Satisfaction following cartilage repair procedures is seldom reported. This is the first study to investigate the association of patient satisfaction with measures of pain, function, activity level, and quality of life following osteochonral allograft tranplantation in the knee.
The association between patient satisfaction and patient reported outcomes (PROs) following cartilage repair is not well understood.
Hypothesis/Purpose: The purpose of this study was to investigate the association of patient satisfaction with pain, function, activity level, and quality of life following fresh osteochondral allograft (OCA) transplantation in the knee.

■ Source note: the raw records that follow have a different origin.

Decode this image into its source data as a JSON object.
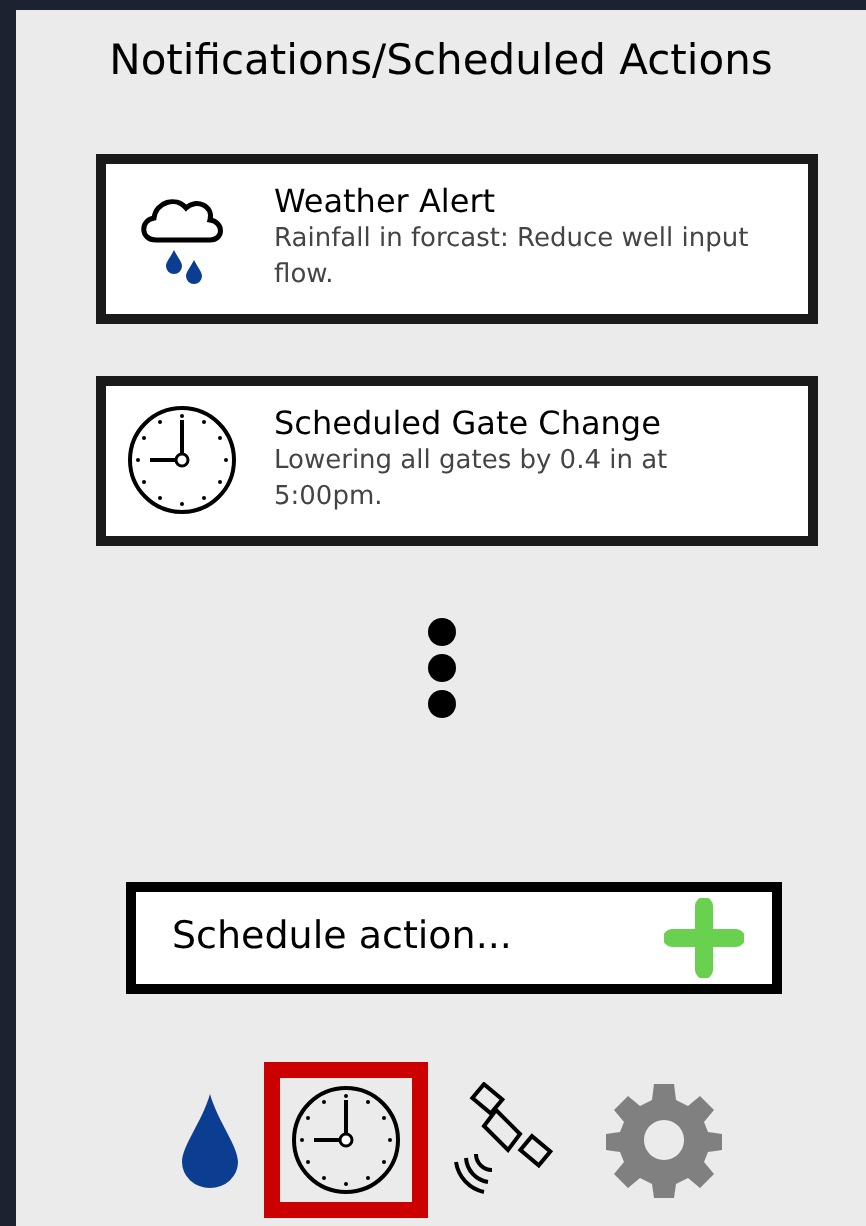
{
  "title": "Notifications/Scheduled Actions",
  "notifications": [
    {
      "kind": "weather",
      "title": "Weather Alert",
      "body": "Rainfall in forcast: Reduce well input flow."
    },
    {
      "kind": "clock",
      "title": "Scheduled Gate Change",
      "body": "Lowering all gates by 0.4 in at 5:00pm."
    }
  ],
  "schedule_button": {
    "label": "Schedule action..."
  },
  "nav": [
    {
      "kind": "water",
      "selected": false
    },
    {
      "kind": "clock",
      "selected": true
    },
    {
      "kind": "satellite",
      "selected": false
    },
    {
      "kind": "settings",
      "selected": false
    }
  ]
}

This study comprised 371 patients (396 knees) who underwent primary OCA transplantation for osteochondral lesions in the knee between 1997 and 2015. Mean patient age was 31.8 ± 11.6 years, and 62% were male. The majority of grafts (62%) were located on the femoral condyle; mean number of grafts per knee was 1.5 ± 0.8 and the median graft area was 6.9 cm2 (range, 1.8 – 50 cm2). Pain, function, activity level, and quality of life were evaluated preoperatively and postoperatively using the International Knee Documentation Committee (IKDC) scores and Knee injury and Osteoarthritis Outcome Scores (KOOS). Patient satisfaction with the results of the OCA was assessed postoperatively. All follow-up evaluations occurring at one year postoperatively or later were included in the analysis, with a total of 847 follow-ups for the 371 patients.

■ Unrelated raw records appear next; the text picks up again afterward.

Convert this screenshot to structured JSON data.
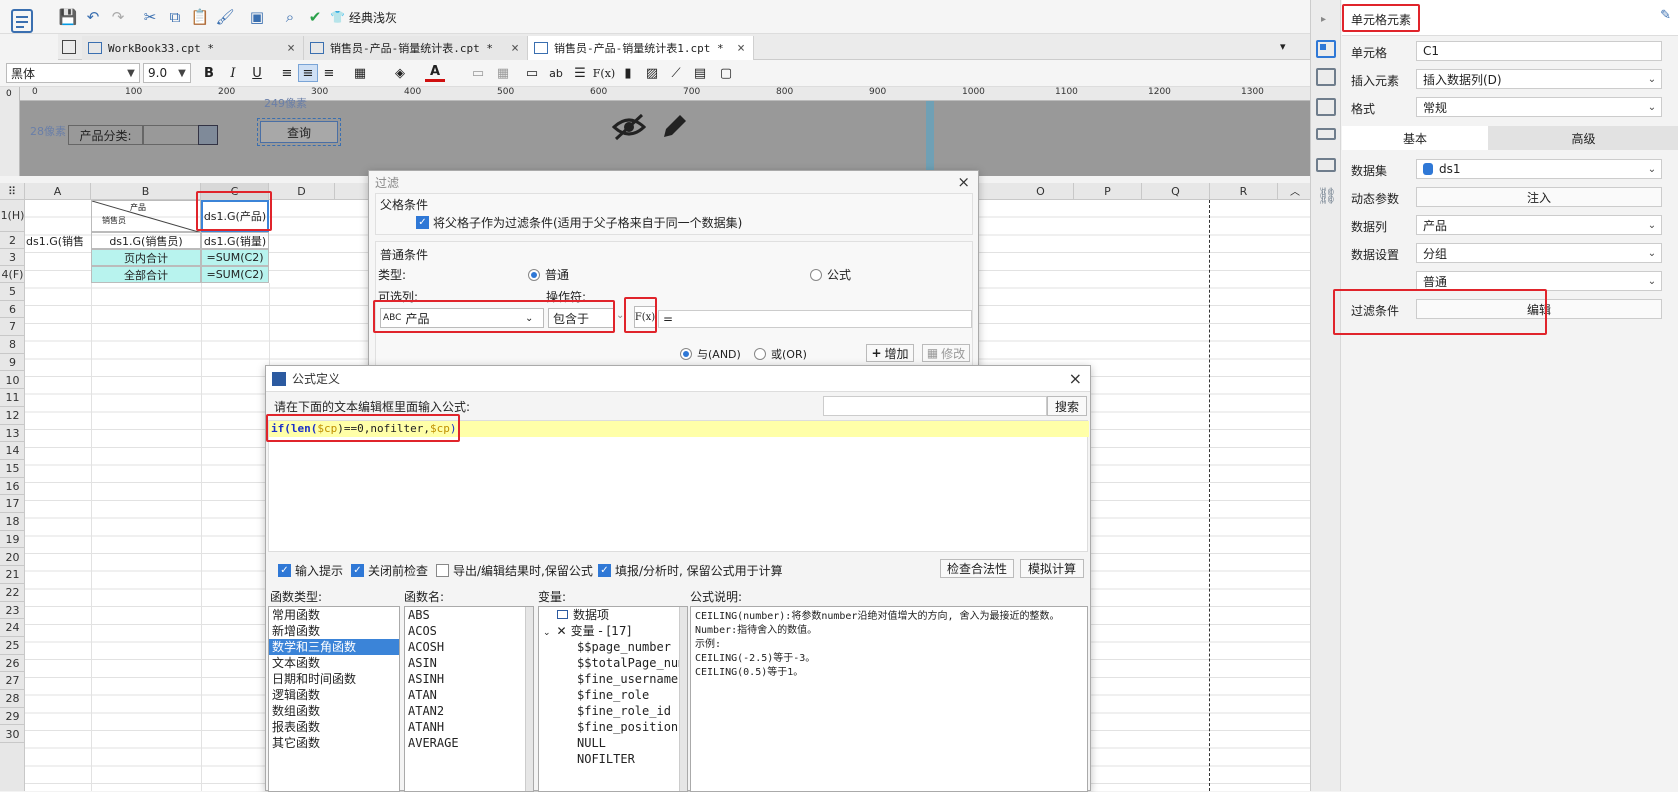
{
  "toolbar": {
    "classic_label": "经典浅灰"
  },
  "tabs": [
    {
      "label": "WorkBook33.cpt *",
      "close": "×"
    },
    {
      "label": "销售员-产品-销量统计表.cpt *",
      "close": "×"
    },
    {
      "label": "销售员-产品-销量统计表1.cpt *",
      "close": "×"
    }
  ],
  "format_bar": {
    "font": "黑体",
    "size": "9.0",
    "bold": "B",
    "italic": "I",
    "underline": "U"
  },
  "ruler_ticks": [
    "0",
    "100",
    "200",
    "300",
    "400",
    "500",
    "600",
    "700",
    "800",
    "900",
    "1000",
    "1100",
    "1200",
    "1300"
  ],
  "param_area": {
    "width_label": "249像素",
    "height_label": "28像素",
    "category_label": "产品分类:",
    "query_button": "查询"
  },
  "columns": [
    "A",
    "B",
    "C",
    "D",
    "O",
    "P",
    "Q",
    "R"
  ],
  "rows": [
    "1(H)",
    "2",
    "3",
    "4(F)",
    "5",
    "6",
    "7",
    "8",
    "9",
    "10",
    "11",
    "12",
    "13",
    "14",
    "15",
    "16",
    "17",
    "18",
    "19",
    "20",
    "21",
    "22",
    "23",
    "24",
    "25",
    "26",
    "27",
    "28",
    "29",
    "30"
  ],
  "cells": {
    "b1_top": "产品",
    "b1_bottom": "销售员",
    "c1": "ds1.G(产品)",
    "a2": "ds1.G(销售",
    "b2": "ds1.G(销售员)",
    "c2": "ds1.G(销量)",
    "b3": "页内合计",
    "c3": "=SUM(C2)",
    "b4": "全部合计",
    "c4": "=SUM(C2)"
  },
  "filter_dialog": {
    "title": "过滤",
    "close": "×",
    "parent_section": "父格条件",
    "parent_checkbox": "将父格子作为过滤条件(适用于父子格来自于同一个数据集)",
    "normal_section": "普通条件",
    "type_label": "类型:",
    "type_normal": "普通",
    "type_formula": "公式",
    "column_label": "可选列:",
    "operator_label": "操作符:",
    "column_value": "产品",
    "operator_value": "包含于",
    "fx_label": "F(x)",
    "value_text": "=",
    "and_label": "与(AND)",
    "or_label": "或(OR)",
    "add_button": "增加",
    "modify_button": "修改"
  },
  "formula_dialog": {
    "title": "公式定义",
    "close": "×",
    "prompt": "请在下面的文本编辑框里面输入公式:",
    "search_placeholder": "",
    "search_button": "搜索",
    "formula_if": "if(",
    "formula_len": "len(",
    "formula_var1": "$cp",
    "formula_mid": ")==0,nofilter,",
    "formula_var2": "$cp",
    "formula_end": ")",
    "opt_hint": "输入提示",
    "opt_check_close": "关闭前检查",
    "opt_export": "导出/编辑结果时,保留公式",
    "opt_fill": "填报/分析时, 保留公式用于计算",
    "check_button": "检查合法性",
    "simulate_button": "模拟计算",
    "func_type_label": "函数类型:",
    "func_name_label": "函数名:",
    "var_label": "变量:",
    "desc_label": "公式说明:",
    "func_types": [
      "常用函数",
      "新增函数",
      "数学和三角函数",
      "文本函数",
      "日期和时间函数",
      "逻辑函数",
      "数组函数",
      "报表函数",
      "其它函数"
    ],
    "func_type_selected": 2,
    "func_names": [
      "ABS",
      "ACOS",
      "ACOSH",
      "ASIN",
      "ASINH",
      "ATAN",
      "ATAN2",
      "ATANH",
      "AVERAGE"
    ],
    "var_root": "数据项",
    "var_group": "变量 - [17]",
    "variables": [
      "$$page_number",
      "$$totalPage_number",
      "$fine_username",
      "$fine_role",
      "$fine_role_id",
      "$fine_position",
      "NULL",
      "NOFILTER"
    ],
    "description": [
      "CEILING(number):将参数number沿绝对值增大的方向, 舍入为最接近的整数。",
      "Number:指待舍入的数值。",
      "示例:",
      "CEILING(-2.5)等于-3。",
      "CEILING(0.5)等于1。"
    ]
  },
  "right_panel": {
    "title": "单元格元素",
    "cell_label": "单元格",
    "cell_value": "C1",
    "insert_label": "插入元素",
    "insert_value": "插入数据列(D)",
    "format_label": "格式",
    "format_value": "常规",
    "tab_basic": "基本",
    "tab_advanced": "高级",
    "dataset_label": "数据集",
    "dataset_value": "ds1",
    "dynamic_label": "动态参数",
    "inject_button": "注入",
    "datacol_label": "数据列",
    "datacol_value": "产品",
    "datasetting_label": "数据设置",
    "datasetting_value": "分组",
    "datasetting_sub": "普通",
    "filter_label": "过滤条件",
    "edit_button": "编辑"
  },
  "colors": {
    "highlight": "#e0242b",
    "cyan_cell": "#b8f3ee",
    "selection": "#3b84d8",
    "formula_bg": "#ffffa8"
  }
}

The average follow-up time was 5.5 years. Overall, the satisfaction rate was 88.1%, and this rate was constant over time. Satisfaction rates varied by diagnosis, age, sex, and anatomical location of the allograft. Mean IKDC pain, function, and total scores differed between patients who were satisfied and not satisfied (all p<0.001). All KOOS subscale scores differed between those who were satisfied and not satisfied (all p<0.001). Having a diagnosis of osteochondritis dissecans was the only variable that predicted which patients would be extremely satisfied with the results of the OCA, after controlling for age, sex, and anatomical location of the graft.
Patient satisfaction was high following OCA transplantation in the knee, with the rate remaining constant over time. We observed a strong association between patient satisfaction and PRO measures of pain, function, activity level, and quality of life following OCA transplantation. Patients with osteochondritis dissecans had the highest satisfaction rate.